Nasredeen Abdulbari identifies no particular “aha!” moment when he knew what his life’s work would be.
But if you know his country’s background, it’s easy to understand why he would want to devote himself to human rights and constitutional law.
Abdulbari was born and brought up in Khartoum. His parents hail from different villages in the Sudanese province of Wadi Saleh, in the region known as Darfur, western Sudan. His grandmothers still live there. “Sudan experienced the longest civil war in Africa, and is now embroiled in a civil war in its western part, in Darfur,” he says.
“Everyone from Darfur has suffered, directly or indirectly. They’ve all lost someone, or lost something,” he adds.
His life experiences have left him feeling not downcast or dispirited, but energized with a personal vision of what a more fully developed constitutional system could do for his troubled country. “Sudan is now facing a problem — it might fall apart in three years.” And what could hold it together? “Human rights, justice, democracy, and freedoms — they are a guarantee of unity.”
Abdulbari earned his bachelor of laws degree from the University of Khartoum in 2002. Three years later, he graduated with a master’s degree in law from the same institution. While pursuing the second degree he served as a lecturer and teaching assistant in the department of international comparative law. He also served as coordinator for the legal aid clinic at the university.
Given Sudan’s history as a British colony, he considered furthering his education in the United Kingdom. But a good friend persuaded him to come to Harvard instead. He will be graduating from Harvard Law School with his LL.M. degree June 5, and the next day returning to Sudan. He will continue his teaching at the University of Khartoum, and his human rights, peace-building, and development work with the Sudan Social Development Organization (SUDO).
“Lawyers are the cement of society,” Abdulbari says, and in his vision, this is clearly ongoing work. “My personal perspective is that constitutions and lawyers are never static — they’re always dynamic.” Pace Antonin Scalia and his colleagues who adhere to the “originalist” school of legal thought, Abdulbari believes that failure to “renovate” laws and constitutions as needed has made for trouble in Africa and elsewhere.
He is prepared to acknowledge that some controversial laws — the bans, common in Islamic countries, on women traveling internationally without the permission of their male protectors — may once have been justified, given the dangers of travel. But those days are gone, and such laws should change, he says.
He also resists the argument that human rights are essentially Western ideas of which countries like Sudan must be wary for cultural reasons. “Whose culture do you want to protect?” he asks. “That of the governments? Or that of the peoples who have been oppressed, and whose real interest is in human rights?” He acknowledges that many well-meaning people are concerned about their own cultural authenticity. But often the cultural argument is cover for tyrants. And at the moment, he says, “We all need systems of government in which each person can see him- or herself.”

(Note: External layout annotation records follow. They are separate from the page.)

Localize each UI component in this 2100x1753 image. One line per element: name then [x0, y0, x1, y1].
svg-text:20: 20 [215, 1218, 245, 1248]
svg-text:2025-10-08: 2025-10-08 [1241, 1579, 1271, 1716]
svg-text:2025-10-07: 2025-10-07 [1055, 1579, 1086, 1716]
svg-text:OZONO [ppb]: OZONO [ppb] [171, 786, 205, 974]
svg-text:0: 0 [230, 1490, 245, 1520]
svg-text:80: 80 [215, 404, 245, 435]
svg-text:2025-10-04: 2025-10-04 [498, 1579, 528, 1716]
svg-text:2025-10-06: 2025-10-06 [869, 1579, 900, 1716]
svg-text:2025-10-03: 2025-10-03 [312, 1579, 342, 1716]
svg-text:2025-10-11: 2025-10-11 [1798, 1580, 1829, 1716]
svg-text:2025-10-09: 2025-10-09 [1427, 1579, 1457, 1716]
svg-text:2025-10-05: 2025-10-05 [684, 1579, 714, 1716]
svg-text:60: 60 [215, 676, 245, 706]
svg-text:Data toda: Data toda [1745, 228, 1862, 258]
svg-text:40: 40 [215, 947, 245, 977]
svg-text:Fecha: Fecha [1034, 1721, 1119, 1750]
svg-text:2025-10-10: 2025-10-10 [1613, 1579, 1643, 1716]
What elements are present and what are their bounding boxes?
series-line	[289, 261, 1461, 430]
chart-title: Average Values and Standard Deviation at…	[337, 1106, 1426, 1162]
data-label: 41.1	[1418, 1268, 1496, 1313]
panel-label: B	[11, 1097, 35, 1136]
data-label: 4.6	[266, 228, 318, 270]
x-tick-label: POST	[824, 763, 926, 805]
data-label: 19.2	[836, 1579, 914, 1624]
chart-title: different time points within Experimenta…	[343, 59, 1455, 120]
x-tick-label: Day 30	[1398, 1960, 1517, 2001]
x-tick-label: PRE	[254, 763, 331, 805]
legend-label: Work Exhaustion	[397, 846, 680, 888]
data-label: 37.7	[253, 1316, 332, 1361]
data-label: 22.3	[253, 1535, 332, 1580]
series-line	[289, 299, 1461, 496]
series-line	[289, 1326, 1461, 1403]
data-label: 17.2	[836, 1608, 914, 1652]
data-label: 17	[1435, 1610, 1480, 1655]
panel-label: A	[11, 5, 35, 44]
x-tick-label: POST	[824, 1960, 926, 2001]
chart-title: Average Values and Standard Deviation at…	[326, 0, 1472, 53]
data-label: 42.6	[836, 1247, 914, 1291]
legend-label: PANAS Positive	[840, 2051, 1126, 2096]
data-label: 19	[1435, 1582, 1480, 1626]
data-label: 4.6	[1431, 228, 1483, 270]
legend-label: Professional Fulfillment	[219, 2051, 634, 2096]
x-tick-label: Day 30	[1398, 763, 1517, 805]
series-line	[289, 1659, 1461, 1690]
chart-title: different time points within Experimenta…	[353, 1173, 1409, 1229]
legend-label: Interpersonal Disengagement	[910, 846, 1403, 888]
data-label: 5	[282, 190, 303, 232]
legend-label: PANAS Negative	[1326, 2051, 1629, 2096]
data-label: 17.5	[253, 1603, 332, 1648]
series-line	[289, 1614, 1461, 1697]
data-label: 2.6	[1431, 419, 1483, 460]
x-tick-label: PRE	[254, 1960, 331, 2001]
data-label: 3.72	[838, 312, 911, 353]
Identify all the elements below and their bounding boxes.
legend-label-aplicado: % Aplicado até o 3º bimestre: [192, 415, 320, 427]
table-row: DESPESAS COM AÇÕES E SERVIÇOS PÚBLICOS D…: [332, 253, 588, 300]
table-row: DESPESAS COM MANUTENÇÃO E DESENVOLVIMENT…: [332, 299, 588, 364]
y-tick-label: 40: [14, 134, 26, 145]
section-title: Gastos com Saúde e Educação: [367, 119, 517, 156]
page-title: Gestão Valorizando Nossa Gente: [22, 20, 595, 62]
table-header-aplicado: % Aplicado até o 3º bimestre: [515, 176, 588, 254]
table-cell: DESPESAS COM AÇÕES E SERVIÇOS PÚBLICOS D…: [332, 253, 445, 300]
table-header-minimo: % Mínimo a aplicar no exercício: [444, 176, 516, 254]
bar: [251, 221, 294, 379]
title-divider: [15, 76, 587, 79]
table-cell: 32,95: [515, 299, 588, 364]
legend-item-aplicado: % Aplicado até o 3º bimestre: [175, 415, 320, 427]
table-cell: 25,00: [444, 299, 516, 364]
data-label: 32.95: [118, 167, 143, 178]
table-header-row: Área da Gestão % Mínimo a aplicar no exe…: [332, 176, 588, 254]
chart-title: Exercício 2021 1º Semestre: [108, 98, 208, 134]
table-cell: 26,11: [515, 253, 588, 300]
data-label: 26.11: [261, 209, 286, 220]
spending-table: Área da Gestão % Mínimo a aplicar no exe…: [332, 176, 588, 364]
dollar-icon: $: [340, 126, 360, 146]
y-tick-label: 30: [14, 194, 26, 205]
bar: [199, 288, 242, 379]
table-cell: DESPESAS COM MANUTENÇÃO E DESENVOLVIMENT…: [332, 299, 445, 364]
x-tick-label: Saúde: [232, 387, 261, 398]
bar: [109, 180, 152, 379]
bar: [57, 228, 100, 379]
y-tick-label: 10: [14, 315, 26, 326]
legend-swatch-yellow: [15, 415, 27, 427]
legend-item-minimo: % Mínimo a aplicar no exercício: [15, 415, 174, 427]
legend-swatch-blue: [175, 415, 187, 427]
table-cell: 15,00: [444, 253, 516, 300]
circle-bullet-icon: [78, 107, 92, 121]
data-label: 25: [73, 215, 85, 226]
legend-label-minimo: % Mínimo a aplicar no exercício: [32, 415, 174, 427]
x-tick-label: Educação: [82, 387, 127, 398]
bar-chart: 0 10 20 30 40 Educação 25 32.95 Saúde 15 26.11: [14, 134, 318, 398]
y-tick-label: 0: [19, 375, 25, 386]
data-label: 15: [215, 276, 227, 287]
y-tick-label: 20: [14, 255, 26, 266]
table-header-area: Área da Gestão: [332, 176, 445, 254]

He doesn’t mind importing ideas, wherever they come from: “Our question is, Are they good for us? Their good is in their fairness, their ability to improve our lives, and properly determine the relationship between us and our governments.”
Asked about the argument that many states in Africa suffer from badly drawn maps that disregard natural cultural and ethnic communities, he responds, “Cultural or ethnic homogeneity is not a sine qua non of unity.” The most homogeneous country in Africa, he pointedly adds, is Somalia.